8 de noviembre de 2019
Ante la insólita declaración de Cristiana Chamorro, que La Prensa utiliza en su página editorial para respaldar su postura de que Daniel Ortega, autor de crímenes de lesa humanidad, tiene tanto derecho a ser candidato como cualquier nicaragüense, mostré la foto del niño Álvaro Conrado y pregunté si su asesino–Ortega–tiene «tanto derecho a ser candidato como cualquier nicaragüense».
No sé si motivado por propia convicción o porque a lo mejor –como escribiera un economista alemán– la ideología de la sociedad es la ideología de la clase dominante, un lector ha respondido en tono de resignación jocosa que estaría «encantado» de no tener a Ortega de candidato en las «próximas elecciones» pero que me «devuelve la pelota», con evidente incredulidad, para que le explique cómo se logra eso; me la devuelve con una descarga final de condescendencia y sarcasmo: “Hermano, tú que tienes la luz dame la mía”.
El comentario de este lector no es, por supuesto, muy original; más bien representa–lo digo por la frecuencia de uso de su «argumento» entre los defensores de la Alianza Cívica– una visión del mundo y de la ética humana bastante común en sus círculos: que Ortega no fuera candidato los dejaría «encantados» (y de entrada rechazan cualquier esfuerzo para que no lo sea).
Independientemente de sus méritos prácticos, muy dudosos por cierto (la lógica y la experiencia así lo sugieren) esta postura es profundamente inmoral. Porque «encantado» pone a la ética en la categoría de consumo suntuario, de un lujo; como si un día alguien nos regalara una experiencia que nosotros jamás podríamos costearnos. Quedaríamos «encantados», porque nunca hubiéramos podido, aunque quisiéramos, darnos el lujo de un crucero por las islas griegas, ¡y en primera clase!.
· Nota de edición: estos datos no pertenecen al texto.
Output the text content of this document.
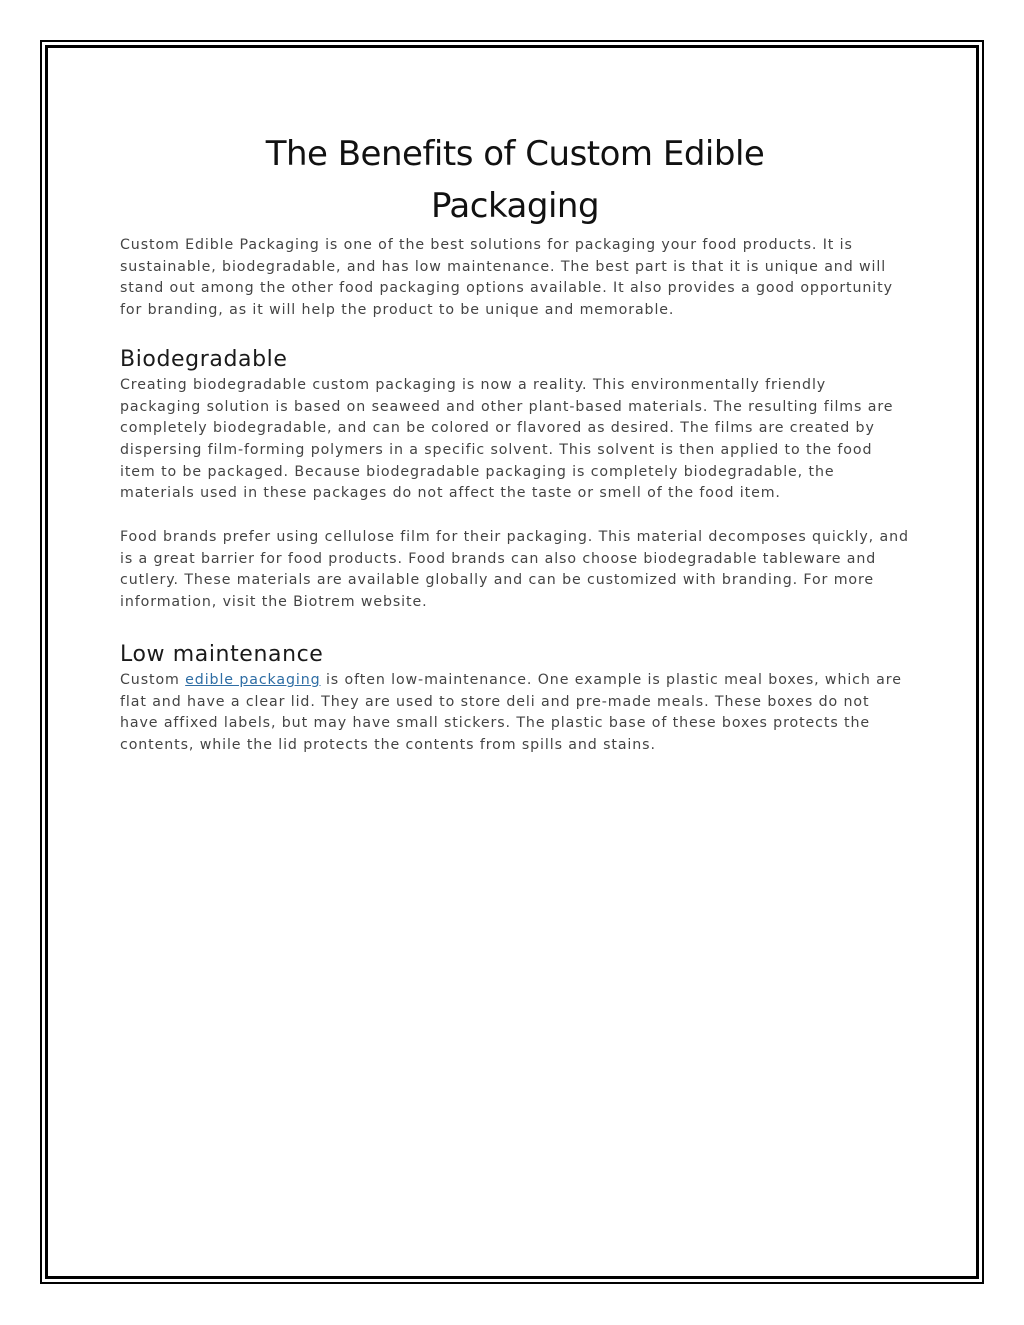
The Benefits of Custom Edible
Packaging

Custom Edible Packaging is one of the best solutions for packaging your food products. It is sustainable, biodegradable, and has low maintenance. The best part is that it is unique and will stand out among the other food packaging options available. It also provides a good opportunity for branding, as it will help the product to be unique and memorable.

Biodegradable

Creating biodegradable custom packaging is now a reality. This environmentally friendly packaging solution is based on seaweed and other plant-based materials. The resulting films are completely biodegradable, and can be colored or flavored as desired. The films are created by dispersing film-forming polymers in a specific solvent. This solvent is then applied to the food item to be packaged. Because biodegradable packaging is completely biodegradable, the materials used in these packages do not affect the taste or smell of the food item.

Food brands prefer using cellulose film for their packaging. This material decomposes quickly, and is a great barrier for food products. Food brands can also choose biodegradable tableware and cutlery. These materials are available globally and can be customized with branding. For more information, visit the Biotrem website.

Low maintenance

Custom edible packaging is often low-maintenance. One example is plastic meal boxes, which are flat and have a clear lid. They are used to store deli and pre-made meals. These boxes do not have affixed labels, but may have small stickers. The plastic base of these boxes protects the contents, while the lid protects the contents from spills and stains.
Así de inalcanzable ven la conducta moral en la política quienes están imbuidos de la ideología de las élites nicas. A ese nivel de inmoralidad lleva la tradición cochina que inspira el «tanto derecho tiene Ortega como cualquier nicaragüense».
Es una tradición cínica, porque resta valor, más bien ridiculiza, cualquier posición de principios. «Yo estaría encantado» quiere decir «si el mundo fuera ideal»; pero el mundo no es «ideal»; por tanto quienes actúan como si lo fuera no son realistas, no son «prácticos», son dignos de burla, mientras que los que «entienden» cómo es el mundo, y actúan con «realismo», no solo son astutos, sino que están justificados moralmente cuando pasan por alto principios que para ellos no valen nada porque, aunque «estaríamos encantados» de que valieran, ese «ideal» no se corresponde con la realidad.
De esta forma queda invalidada cualquier actuación ética, si va en contra de la corriente o de las circunstancias del momento.
Todo esto se trata, simplemente, de justificar el oportunismo a través del cinismo. Es también renunciar a cualquier aspiración a transformar las circunstancias, a crear cualquier cambio en dirección al norte moral. No en balde la idea es tan popular entre las élites moralmente putrefactas de Nicaragua, las que «devuelven la pelota» jocosamente cuando alguien propone actuar de acuerdo a principios que para ellos valen tan poco como nada. Se la «devuelven» a quienes ridiculizan como «iluminados», como si necesariamente se tratara, o de impostores, o de fanáticos enajenados que alucinan con la verdad. Las élites no pueden siquiera conceder que quienes proponen una postura ética actúen de buena fe, mucho menos con inteligencia, porque sería reconocer que ellos se quedan cortos en ambos terrenos.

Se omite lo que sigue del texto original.